Marjerie Suresh

Marjerie Suresh

Graduate Student at UC Davis

Intelligent Interconnection of Operating Micro-Grid and Irrigation System in Dharnai - A Rural Indian Scenario

Done at 2019 IEEE Global Humanitarian Technology Conference (GHTC), 2019

Hari Vignesh Baskar, Marjerie Suresh, Abishek Coimbatore Sridhar, Sai Shankar Muthukrishnan, Vineeth Vijayaraghavan

Overview

  • Designed a dynamic load profile for agricultural demand in rural India with crop yield and weather data.
  • Developed the Smart Energy Transfer Algorithm (SETA) on Python to promote interconnection of systems and efficient energy transfer and utilization between the two systems.
  • Improves the system efficiency by 10.5 percent and agricultural efficiency by 13 percent.
  • Published in the 2019 IEEE Global Humanitarian Technology Conference proceedings. (here)

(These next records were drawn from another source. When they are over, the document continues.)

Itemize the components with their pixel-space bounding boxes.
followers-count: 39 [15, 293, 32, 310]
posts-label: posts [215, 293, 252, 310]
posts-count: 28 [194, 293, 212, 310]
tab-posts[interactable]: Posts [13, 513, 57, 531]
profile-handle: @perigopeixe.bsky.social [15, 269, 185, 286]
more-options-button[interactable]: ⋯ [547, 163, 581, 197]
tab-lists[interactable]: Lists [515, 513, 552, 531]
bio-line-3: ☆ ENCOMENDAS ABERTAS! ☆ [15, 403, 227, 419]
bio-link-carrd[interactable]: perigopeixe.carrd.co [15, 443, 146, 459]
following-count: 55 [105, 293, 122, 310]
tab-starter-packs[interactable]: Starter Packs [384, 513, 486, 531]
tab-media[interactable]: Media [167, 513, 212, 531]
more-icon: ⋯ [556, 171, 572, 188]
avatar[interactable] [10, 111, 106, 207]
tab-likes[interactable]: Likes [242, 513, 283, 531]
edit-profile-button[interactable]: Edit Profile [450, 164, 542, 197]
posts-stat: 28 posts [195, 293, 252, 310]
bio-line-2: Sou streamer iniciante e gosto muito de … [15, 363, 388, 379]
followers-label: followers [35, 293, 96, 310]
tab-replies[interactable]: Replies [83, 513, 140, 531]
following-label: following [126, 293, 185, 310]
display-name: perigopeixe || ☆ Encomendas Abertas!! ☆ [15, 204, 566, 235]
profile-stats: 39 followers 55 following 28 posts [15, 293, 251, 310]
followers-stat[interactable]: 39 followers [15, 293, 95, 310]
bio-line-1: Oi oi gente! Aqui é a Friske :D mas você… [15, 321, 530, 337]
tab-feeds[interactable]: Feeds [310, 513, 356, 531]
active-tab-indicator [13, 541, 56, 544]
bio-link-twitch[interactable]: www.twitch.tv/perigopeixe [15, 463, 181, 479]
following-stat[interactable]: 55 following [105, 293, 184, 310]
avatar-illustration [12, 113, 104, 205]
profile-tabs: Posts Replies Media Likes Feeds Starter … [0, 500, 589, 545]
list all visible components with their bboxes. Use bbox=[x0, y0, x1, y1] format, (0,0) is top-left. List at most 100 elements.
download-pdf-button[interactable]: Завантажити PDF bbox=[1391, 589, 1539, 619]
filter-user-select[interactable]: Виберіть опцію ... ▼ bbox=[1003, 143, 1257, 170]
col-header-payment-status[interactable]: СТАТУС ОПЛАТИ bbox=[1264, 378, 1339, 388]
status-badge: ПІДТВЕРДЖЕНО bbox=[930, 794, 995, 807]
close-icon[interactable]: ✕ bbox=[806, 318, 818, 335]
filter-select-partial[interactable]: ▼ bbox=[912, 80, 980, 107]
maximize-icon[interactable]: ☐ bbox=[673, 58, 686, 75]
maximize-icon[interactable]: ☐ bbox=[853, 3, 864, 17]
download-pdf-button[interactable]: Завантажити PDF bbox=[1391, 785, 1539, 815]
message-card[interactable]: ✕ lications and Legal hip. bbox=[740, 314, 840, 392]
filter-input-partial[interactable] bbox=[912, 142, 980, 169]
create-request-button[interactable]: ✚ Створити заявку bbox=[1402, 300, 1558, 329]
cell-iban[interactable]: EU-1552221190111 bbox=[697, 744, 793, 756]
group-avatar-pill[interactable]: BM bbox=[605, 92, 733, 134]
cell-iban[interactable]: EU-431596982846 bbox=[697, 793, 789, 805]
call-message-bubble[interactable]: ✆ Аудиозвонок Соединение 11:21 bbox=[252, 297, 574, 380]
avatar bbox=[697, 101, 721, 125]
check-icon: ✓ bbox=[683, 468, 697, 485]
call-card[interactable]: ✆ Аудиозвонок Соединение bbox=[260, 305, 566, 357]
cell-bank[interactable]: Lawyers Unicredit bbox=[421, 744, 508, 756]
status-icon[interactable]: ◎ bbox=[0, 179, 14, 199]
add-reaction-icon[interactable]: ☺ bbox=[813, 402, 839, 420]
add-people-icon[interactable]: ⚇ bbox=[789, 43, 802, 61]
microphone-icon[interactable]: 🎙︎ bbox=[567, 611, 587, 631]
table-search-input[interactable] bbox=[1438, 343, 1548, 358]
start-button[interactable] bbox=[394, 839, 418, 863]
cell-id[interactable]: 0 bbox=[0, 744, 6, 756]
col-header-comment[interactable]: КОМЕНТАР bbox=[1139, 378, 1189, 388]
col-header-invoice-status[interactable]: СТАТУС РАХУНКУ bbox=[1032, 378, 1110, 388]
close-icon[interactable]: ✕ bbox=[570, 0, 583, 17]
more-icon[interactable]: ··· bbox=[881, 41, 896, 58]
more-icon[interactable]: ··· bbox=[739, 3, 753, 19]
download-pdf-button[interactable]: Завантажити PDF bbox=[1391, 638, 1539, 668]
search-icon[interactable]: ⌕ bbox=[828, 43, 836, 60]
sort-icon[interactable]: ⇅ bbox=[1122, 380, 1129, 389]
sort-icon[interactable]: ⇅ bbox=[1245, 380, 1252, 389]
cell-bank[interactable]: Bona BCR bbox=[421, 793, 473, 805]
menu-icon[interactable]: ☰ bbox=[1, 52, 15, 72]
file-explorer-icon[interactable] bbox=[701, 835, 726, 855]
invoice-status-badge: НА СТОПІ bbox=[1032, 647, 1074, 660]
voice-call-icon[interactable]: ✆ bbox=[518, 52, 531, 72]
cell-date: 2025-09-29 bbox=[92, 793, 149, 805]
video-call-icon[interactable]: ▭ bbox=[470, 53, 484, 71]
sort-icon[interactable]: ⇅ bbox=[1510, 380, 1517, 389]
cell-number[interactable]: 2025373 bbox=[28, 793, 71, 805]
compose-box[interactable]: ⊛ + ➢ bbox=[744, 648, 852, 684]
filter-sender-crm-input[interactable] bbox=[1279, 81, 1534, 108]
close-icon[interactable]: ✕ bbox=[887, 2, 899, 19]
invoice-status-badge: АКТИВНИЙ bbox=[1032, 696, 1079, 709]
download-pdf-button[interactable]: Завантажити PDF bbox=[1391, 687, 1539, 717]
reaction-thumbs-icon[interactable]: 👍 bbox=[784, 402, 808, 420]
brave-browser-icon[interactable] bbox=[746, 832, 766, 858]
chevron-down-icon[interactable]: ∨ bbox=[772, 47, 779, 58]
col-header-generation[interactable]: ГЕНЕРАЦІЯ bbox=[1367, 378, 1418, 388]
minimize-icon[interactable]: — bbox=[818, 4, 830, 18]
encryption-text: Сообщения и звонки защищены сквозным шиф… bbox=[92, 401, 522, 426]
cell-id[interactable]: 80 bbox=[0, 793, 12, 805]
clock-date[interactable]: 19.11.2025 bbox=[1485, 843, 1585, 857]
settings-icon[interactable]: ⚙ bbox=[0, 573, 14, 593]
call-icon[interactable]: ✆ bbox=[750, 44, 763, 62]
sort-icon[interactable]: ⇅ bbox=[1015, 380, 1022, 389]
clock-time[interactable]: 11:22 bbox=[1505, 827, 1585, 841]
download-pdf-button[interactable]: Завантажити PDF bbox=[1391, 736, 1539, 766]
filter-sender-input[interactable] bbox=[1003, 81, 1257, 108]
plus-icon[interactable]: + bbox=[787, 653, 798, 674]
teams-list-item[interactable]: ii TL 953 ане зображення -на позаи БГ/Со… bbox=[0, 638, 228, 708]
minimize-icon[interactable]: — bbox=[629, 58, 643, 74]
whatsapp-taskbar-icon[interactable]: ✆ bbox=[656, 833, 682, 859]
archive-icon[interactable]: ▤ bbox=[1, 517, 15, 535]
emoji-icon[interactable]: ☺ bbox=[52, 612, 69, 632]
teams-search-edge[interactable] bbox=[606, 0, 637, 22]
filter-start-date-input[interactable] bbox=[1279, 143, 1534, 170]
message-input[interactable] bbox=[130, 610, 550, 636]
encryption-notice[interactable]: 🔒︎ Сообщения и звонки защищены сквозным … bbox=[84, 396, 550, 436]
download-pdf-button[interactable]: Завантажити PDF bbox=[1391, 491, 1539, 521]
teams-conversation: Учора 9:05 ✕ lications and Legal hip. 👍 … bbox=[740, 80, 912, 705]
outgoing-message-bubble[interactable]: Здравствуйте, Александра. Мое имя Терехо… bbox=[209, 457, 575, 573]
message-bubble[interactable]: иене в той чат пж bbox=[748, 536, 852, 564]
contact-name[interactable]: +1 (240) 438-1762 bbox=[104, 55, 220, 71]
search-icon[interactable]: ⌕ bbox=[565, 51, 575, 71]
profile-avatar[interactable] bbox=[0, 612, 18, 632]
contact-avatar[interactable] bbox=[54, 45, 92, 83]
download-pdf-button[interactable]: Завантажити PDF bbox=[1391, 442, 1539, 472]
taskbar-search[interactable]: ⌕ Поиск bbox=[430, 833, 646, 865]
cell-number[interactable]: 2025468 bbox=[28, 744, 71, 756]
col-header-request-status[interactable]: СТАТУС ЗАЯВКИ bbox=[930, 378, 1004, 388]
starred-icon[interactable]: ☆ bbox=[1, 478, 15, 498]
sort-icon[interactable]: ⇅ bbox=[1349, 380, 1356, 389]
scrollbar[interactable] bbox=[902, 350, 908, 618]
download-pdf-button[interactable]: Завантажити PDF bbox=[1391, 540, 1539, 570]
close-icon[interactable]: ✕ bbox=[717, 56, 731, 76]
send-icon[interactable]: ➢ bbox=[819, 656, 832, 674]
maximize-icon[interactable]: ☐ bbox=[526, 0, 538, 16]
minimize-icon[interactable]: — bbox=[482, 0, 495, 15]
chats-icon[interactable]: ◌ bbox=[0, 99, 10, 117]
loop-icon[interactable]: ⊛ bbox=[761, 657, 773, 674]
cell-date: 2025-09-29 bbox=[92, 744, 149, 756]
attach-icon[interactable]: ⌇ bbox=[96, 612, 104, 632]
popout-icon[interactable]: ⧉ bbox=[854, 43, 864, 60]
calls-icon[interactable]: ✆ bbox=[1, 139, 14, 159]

The code for the work is found here.

Citation

H. V. Baskar, S. Marjerie, A. C. Sridhar, S. S. Muthukrishnan and V. Vijayaraghavan, “Intelligent Interconnection of Operating Micro-grid and Irrigation System in Dharnai - A Rural Indian Scenario,” 2019 IEEE Global Humanitarian Technology Conference (GHTC), Seattle, WA, USA, 2019, pp. 1-7, doi: 10.1109/GHTC46095.2019.9033013.

Abstract

This paper presents a flexible energy transfer algorithm for the pre-existing Indian rural micro-grid and the irrigation system. Dharnai, a small village in Jehanabad district, Bihar (25.0125N, 84.9792E) uses the Dharnai Microgrid system (DMG) for community electrification and its agricultural load is serviced by Dharnai Irrigation System (DIS). The irrigation load demand for the project lifetime of 20 years is modeled using climatic variations like evapotranspiration, rainfall and crop pattern. Since the DIS and DMG systems are not integrated the excess energy generated is rendered unused. The efficient utilization of excess energy is achieved by interconnecting the two systems as they are less than 2 km apart. In this paper, a smart energy transfer algorithm that can be implemented on pre-existing systems is developed to predict and transfer energy. The algorithm is made flexible and dynamic so that the efficiency of a preferred system can be boosted based on village community requirements. A relative efficiency increase in the overall system of 10.57% is obtained using the algorithm and on implementing preferential energy transfer, a relative efficiency increase of 7.8% and 13.05% is achieved in DIS and DMG respectively.

Extended the algorithm for a cluster of microgrids in the paper, “Smart Energy Routing For Rural Islanded Microgrid Clusters”.